Event 3 is the hardened LSN and commit time messages, which record information such as hardened LSN, commit LSN, and commit time for the database as seen by the secondary. These values help identify the exact point up to which the secondary successfully hardened log blocks, and articles on AG internals explain that hardened LSN represents the last transaction log block flushed to disk on the secondary.
Information for Database <dbname> - Hardened Lsn: (xxx:yyy:n) commit LSN: (xxx:yyy:n) commit time: <mmm dd yyyy hh24:mi>.
Putting these three event types together gives a structured way to rebuild the timeline:
1. Filter mainly for the "Changing roles" for 1 AG database
2. Go to the date on which you see all 4 or atleast 2 successfule role transition messages in 1 node
3. Filter the whole date to narrow down the following info:
A. if node A has all 2 messages and let us assume it became primary from secondary, assess what happened to node B; was there a server reboot for OS patching or any other reasons
B. Examine the commit timeline to ensure the time until when 5022 port is known to be working.
With this approach, if node A shows a complete transition from SECONDARY to PRIMARY while node B logs a reboot around that time, it becomes possible to correlate OS patching or restart events with the AG failover behavior.

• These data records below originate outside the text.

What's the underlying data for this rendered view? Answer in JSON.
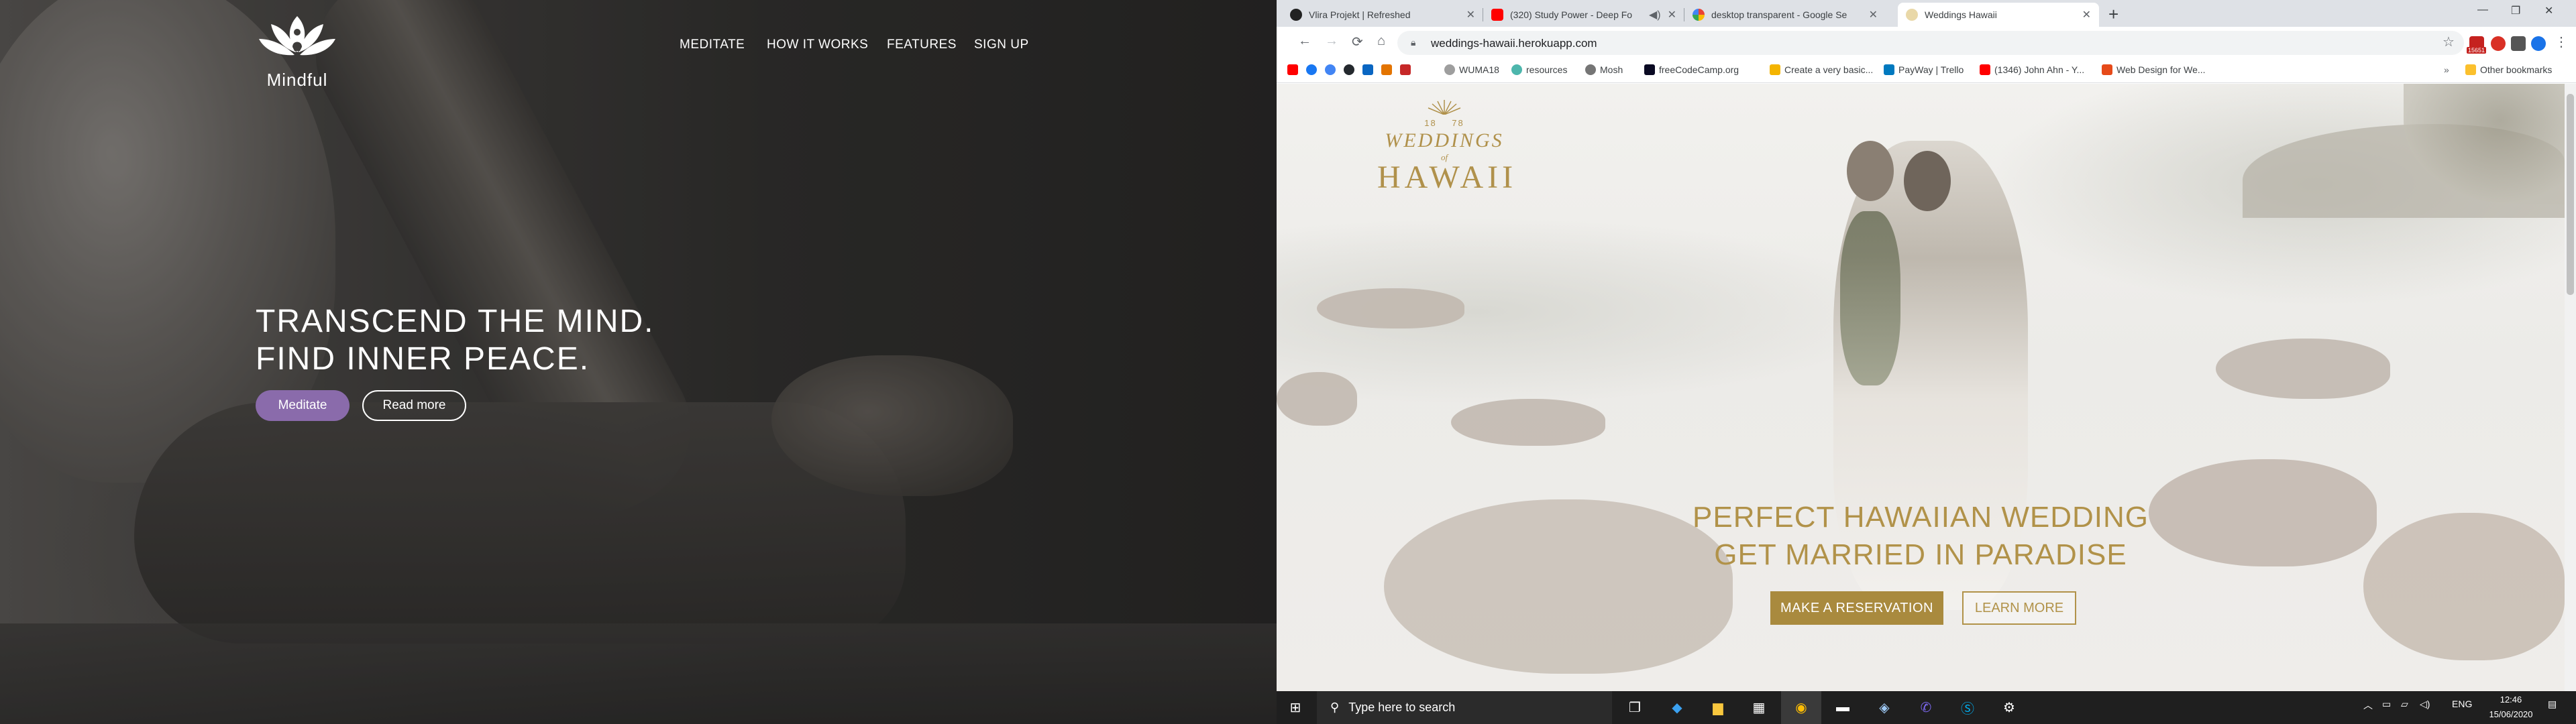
{
  "left_site": {
    "logo_text": "Mindful",
    "nav": [
      "MEDITATE",
      "HOW IT WORKS",
      "FEATURES",
      "SIGN UP"
    ],
    "hero_line1": "TRANSCEND THE MIND.",
    "hero_line2": "FIND INNER PEACE.",
    "btn_primary": "Meditate",
    "btn_secondary": "Read more"
  },
  "browser": {
    "tabs": [
      {
        "title": "Vlira Projekt | Refreshed",
        "icon": "vlira-icon",
        "active": false
      },
      {
        "title": "(320) Study Power - Deep Fo",
        "icon": "youtube-icon",
        "active": false
      },
      {
        "title": "desktop transparent - Google Se",
        "icon": "google-icon",
        "active": false
      },
      {
        "title": "Weddings Hawaii",
        "icon": "weddings-icon",
        "active": true
      }
    ],
    "url": "weddings-hawaii.herokuapp.com",
    "bookmarks": [
      "WUMA18",
      "resources",
      "Mosh",
      "freeCodeCamp.org",
      "Create a very basic...",
      "PayWay | Trello",
      "(1346) John Ahn - Y...",
      "Web Design for We..."
    ],
    "other_bookmarks": "Other bookmarks",
    "ext_badge": "15651"
  },
  "right_site": {
    "logo_year_left": "18",
    "logo_year_right": "78",
    "logo_line1": "WEDDINGS",
    "logo_line2": "of",
    "logo_line3": "HAWAII",
    "hero_line1": "PERFECT HAWAIIAN WEDDING",
    "hero_line2": "GET MARRIED IN PARADISE",
    "btn_primary": "MAKE A RESERVATION",
    "btn_secondary": "LEARN MORE"
  },
  "taskbar": {
    "search_placeholder": "Type here to search",
    "lang": "ENG",
    "time": "12:46",
    "date": "15/06/2020"
  },
  "colors": {
    "mindful_accent": "#8a6bab",
    "hawaii_gold": "#b19249",
    "taskbar": "#1f1f1f"
  }
}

The hardened LSN/commit time then sets an upper bound on when NSG and firewall rules still allowed traffic, strongly suggesting that a blocked AG endpoint port in Azure is behind the communication break.
Unlike Oracle in maximum protection mode, SQL Server availability groups do not enforce a hard halt of the primary when secondary replicas become unavailable, especially in synchronous‑commit deployments. This means the primary can continue serving traffic even while the secondary is disconnected by a blocked endpoint port, increasing the importance of proactive AG health monitoring and periodic review of NSG and firewall rules for ports such as 5022.
An open question remains: in environments where NSG rules are changed out of band, what can delay the effect of a port change until a server reboot or similar event, and how should platform teams design monitoring to detect these changes before they impact AG synchronization? That question sits at the intersection of SQL Server HADR behavior, WSFC diagnostics, NSG rule propagation, and operational practices on Azure virtual machines.